Dublin taking early season more seriously than most but face strong Kilkenny test

Mattie Kenny’s outfit goes hunting for a first win over Brian Cody’s Kilkenny in seven years

On Saturday evening in Parnell Park, Dublin come face-to-face with their most exacting rivals. Over the past decade when the county rediscovered a measure of top-level success, Kilkenny were still winning All-Irelands and what success Dublin had was all the more valued, including wins against Brian Cody's team.

Back in the heyday of Anthony Daly’s time as manager, Dublin beat Kilkenny in the 2011 league final to win the title for the first time since 1939.

Two years later, as they progressed to a first Leinster championship in 52 years, part of the journey was a replayed semi-final win over the then All-Ireland champions – another big interval bridged, all the way back to 1943 for the previous championship win over Kilkenny.

Those days are gone in that Kilkenny haven’t won the Liam MacCarthy in seven years and Dublin haven’t beaten them over the same period even though they have come close on occasion.

So far this year, progress has been good. Manager Mattie Kenny undoubtedly took the pre-season Walsh Cup more seriously than most but then again, it showed. He mightn't have pushed the boat out in terms of looking for new players but the concept of momentum was worth more.

Big wins over Galway and in the final, Wexford, may have carried an asterisk in terms of respective team selections but Dublin's attitude was that the Walsh Cup roll of honour has no asterisks and winning the final by 16 points carried them into the league campaign buoyant with an unbeaten start.

Kilkenny, though, have proved unmoveable in more recent years, winning the past four league matches plus the six championship matches since 2013.

Gary Maguire played for Dublin during Daly's tenure, winning both league and Leinster titles as well as an All Star. He believes from his own career that Kilkenny target teams they feel are posing a threat.

"It's all about championship," he says. "Kilkenny will want to keep Dublin down and in recent times they have succeeded. Dublin haven't been able to get over the line even though they've come close. With Brian Cody every game is a contest and at the time Dublin had had some under-age success and Kilkenny would not have wanted us to get any more of leg up."

Fate hasn’t been kind. There was the last-minute goal in 2018 to win the championship round-robin match between the counties in Parnell Park. Two years ago during the winter championship, Dublin nearly completed an extraordinary turnaround when 16 points behind but ended up losing by a point.

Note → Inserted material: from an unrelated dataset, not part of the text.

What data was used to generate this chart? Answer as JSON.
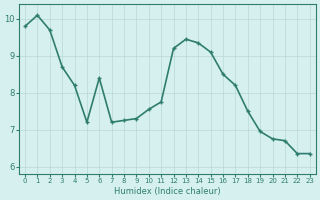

Manager Mattie Kenny was all set to have a cut in last year’s Leinster final but on the day lost four frontline players to a Covid test. Shortly into the match, influential full-back Eoghan O’Donnell got injured. They remained in touch for three-quarters of an hour but fell away by the end.

Maguire says that the benefits of beating Kilkenny at any stage are obvious for opponents.

"It's become a huge source of confidence for teams, beating Kilkenny whether or not they're winning All-Irelands. When Limerick finally got over the line against them in 2018 they went on to win the All-Ireland. Dublin would be no different in that respect. When I was playing it was a huge breakthrough to beat them."

This season has seen definite improvement in Dublin, especially amongst middle-generation players like Conor Burke, Fergal Whitely and Riain McBride. Can that improvement last and sustain them into the championship?

There are also players to come back, like former All Star Liam Rushe, Daire Grey and Shane Barrett.

There are reservations that Dublin are maybe going too well for time of year but it’s not believed that their training programmes are that much ahead of other counties but an interesting survey by Kevin O’Brien on The42 website showed that Dublin have prioritised their first choice players to a greater extent than their rivals - with the exception of Wexford, who also share top place in their division.

The statistics show that Dublin have used just 21 players in the three rounds to date, the fewest of any of the Division 1 counties.

It is clear that Kenny’s priority is to train and play his matchday panel rather than use the opportunity to trial some newcomers, who might extend the options available for later in the year.

Win this evening and they are nearly qualified for the league semi-finals. Some teams may view the league as an unnecessary distraction but for Dublin a shot at silverware would be a welcome opportunity to build momentum for the Easter weekend start of the championship.